A top Republican leader in the House of Representatives last week urged fellow Republicans to continue into the fall and winter their fight against what he called “job-destroying regulations” and their support of business tax relief and general regulatory reform.
Majority Leader Eric I. Cantor (R-Va.) singled out 10 proposed environmental, labor, and health regulations, which he promised to block. These include air pollution control technologies for power plants, industrial boilers, and cement plants, as well as regulatory proposals for coal ash, airborne particulate matter, greenhouse gases, and union organizing.
Following Cantor’s call, House Republicans set their first oversight hearing—regarding regulatory relief for cement makers—for Sept. 8.
Also last week, President Barack Obama told federal departments to identify and speed government review and permitting for at least three large infrastructure projects with high job potential, and he set Sept. 8 for an address to Congress to announce his job creation program. That date was Obama’s second choice, however; his first choice met with Republican objections.

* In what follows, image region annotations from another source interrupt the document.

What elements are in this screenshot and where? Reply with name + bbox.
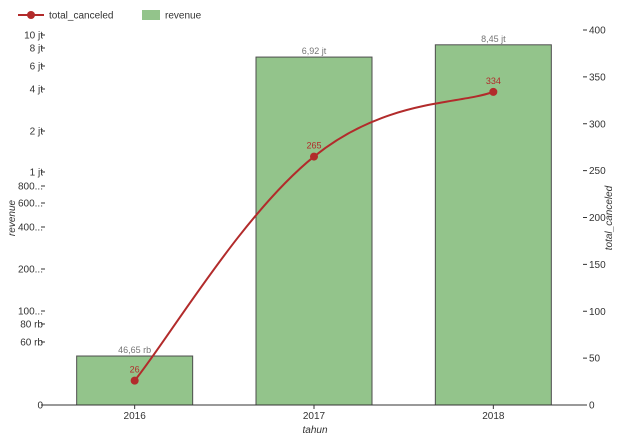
total-canceled-point-label: 334	[486, 76, 501, 86]
y-tick-label: 6 jt	[30, 62, 44, 73]
y2-tick-label: 0	[589, 401, 595, 412]
y-tick-label: 4 jt	[30, 85, 44, 96]
x-axis-title: tahun	[302, 425, 327, 436]
y2-axis-title: total_canceled	[604, 185, 615, 250]
y-tick-label: 800...	[18, 182, 43, 193]
y2-tick-label: 250	[589, 166, 606, 177]
y2-tick-label: 100	[589, 307, 606, 318]
y-tick-label: 100...	[18, 307, 43, 318]
y-tick-label: 200...	[18, 265, 43, 276]
revenue-bar-label: 6,92 jt	[302, 46, 327, 56]
line-series	[130, 87, 498, 385]
y-tick-label: 400...	[18, 223, 43, 234]
total-canceled-line	[133, 90, 494, 382]
y-tick-label: 1 jt	[30, 168, 44, 179]
x-tick-label: 2016	[124, 411, 147, 422]
legend-label-total-canceled: total_canceled	[49, 11, 114, 22]
y2-tick-label: 200	[589, 213, 606, 224]
y-tick-label: 8 jt	[30, 44, 44, 55]
axes: 0 60 rb 80 rb 100... 200... 400... 600... 800..…	[18, 26, 606, 423]
revenue-bar-label: 46,65 rb	[118, 345, 151, 355]
y-tick-label: 80 rb	[20, 320, 43, 331]
total-canceled-point	[489, 87, 498, 96]
y-tick-label: 2 jt	[30, 127, 44, 138]
revenue-bar	[434, 44, 552, 406]
legend-bar-swatch	[142, 10, 160, 20]
legend-line-marker	[27, 11, 35, 19]
y-tick-label: 10 jt	[24, 31, 43, 42]
x-tick-label: 2018	[482, 411, 505, 422]
total-canceled-point	[130, 376, 139, 385]
y2-tick-label: 400	[589, 26, 606, 37]
revenue-bar-label: 8,45 jt	[481, 34, 506, 44]
y2-tick-label: 150	[589, 260, 606, 271]
y-tick-label: 0	[37, 401, 43, 412]
y-axis-title: revenue	[7, 199, 18, 236]
bar-series	[76, 44, 552, 406]
total-canceled-point-label: 265	[306, 141, 321, 151]
legend: total_canceled revenue	[18, 10, 202, 22]
x-tick-label: 2017	[303, 411, 326, 422]
revenue-bar	[255, 56, 373, 406]
y-tick-label: 60 rb	[20, 338, 43, 349]
y2-tick-label: 50	[589, 354, 601, 365]
y-tick-label: 600...	[18, 199, 43, 210]
data-labels: 46,65 rb 6,92 jt 8,45 jt 26 265 334	[118, 34, 506, 375]
legend-label-revenue: revenue	[165, 11, 202, 22]
total-canceled-point-label: 26	[130, 365, 140, 375]
y2-tick-label: 300	[589, 119, 606, 130]
y2-tick-label: 350	[589, 72, 606, 83]
total-canceled-point	[310, 152, 318, 161]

Politics aside, economic studies find that spending to conform to environmental regulations is either job neutral or positive. Looking at spending at pulp and paper mills, plastic manufacturers, petroleum refiners, and iron and steel mills, researchers at Resources for the Future, a nonprofit group, found meeting environmental regulations to be labor intensive, resulting in a net gain of 1.5 to 6.9 jobs per $1 million spent primarily for air pollution reductions.